Lastly, our present study created a 6-tsRNA signature in DLBCL patients using the deep learning model (1000 times repeated 10-fold cross-validation). As the formula displayed, we found DLBCL [1] patients at diagnosis have lower tsRNA expression, and [2] patients who get CR upon treatment usually show an increase in the expression of the 6 tsRNAs, and [3] bringing these EXP(tsRNA) into the RS equation usually gets a negative RS score [4] lower RS tsRNA score represents high tsRNA levels and implies restoration to healthy levels [5]. we found that the weighted power of tsRNA-Cys-CAG was extremely high. Then, prognosis prediction significance was also checked utilizing the same model, revealing that the expression of tsRNA-Cys-CAG could predict the prognosis significantly. Still, the C-index for OS prediction was 0.73. Generally, all the above suggested that tsRNA-Cys-CAG might play a crucial role in lymphomagenesis and treatment response. Still, the efficacy of prognosis prediction was not as precise as the 6-tsRNA classifier. In addition, we also tested the prognosis prediction value of other combinations, finding that the 6-tsRNA classifiers have more prognosis prediction precision power than other combinations (specifically as follows, when abandoning tsRNA-Leu-CAG, the C-index of the remaining five-tsRNA models was 0.663; when abandoning tsRNA-Pro-CGG, the C-index was 0.662; when abandoning tsRNA-Gln-CTG, the C-index was 0.673; when abandoning tsRNA- Leu-AAG, the C-index was 0.661; and when abandoning tsRNA-Cys-CAG, the C-index was 0.724.). Thus, future experiments with multiple biomarkers could gravitate toward subclone-specific therapeutic targeting and suppressing subclonal evolutionary changes that evolve disease stages and treatment options [15].

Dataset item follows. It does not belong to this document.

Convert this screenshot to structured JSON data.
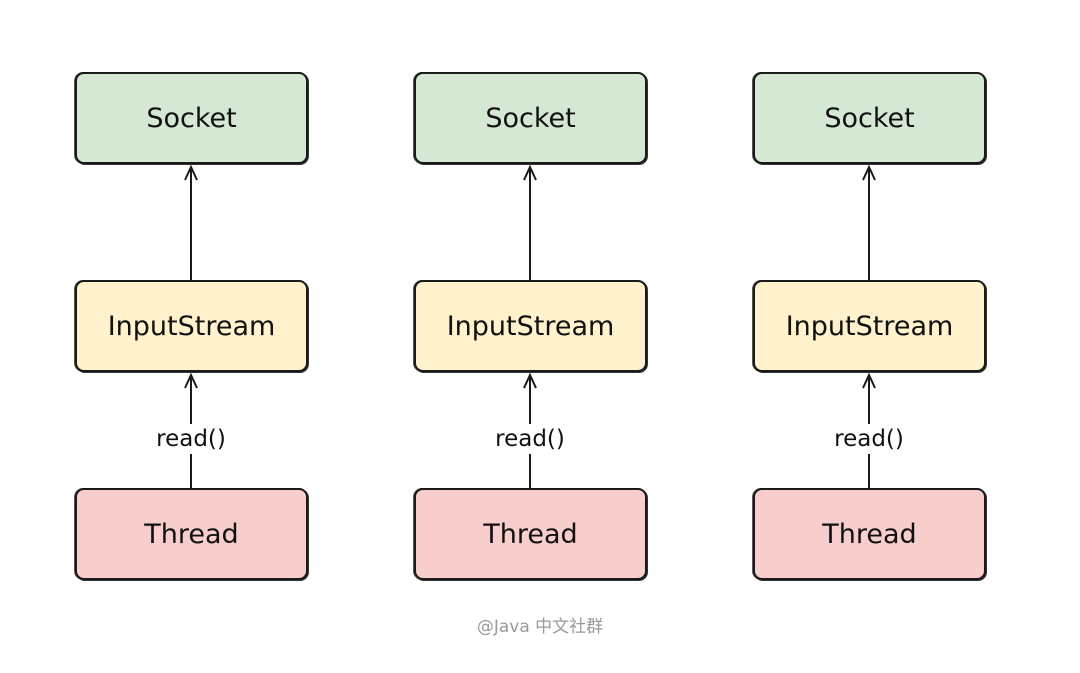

In conclusion, we discovered a 6-tsRNA-based signature as a biomarker for DLBCL therapy monitoring (treatment response) and prognosis. These 6-tsRNA fingerprints strongly correlated with tumor stage, prognostic risk scores, and disease categories and might predict clinical outcomes. Our data also showed that patients who did not reach complete remission (CR) had lower CR rates and worse clinical outcomes, indicating an early increased therapy. Currently, we are working on a large-scale cohort study that includes additional health controls and patients with long-term follow-ups. We hope that our ongoing research will further elucidate the diagnostic potential.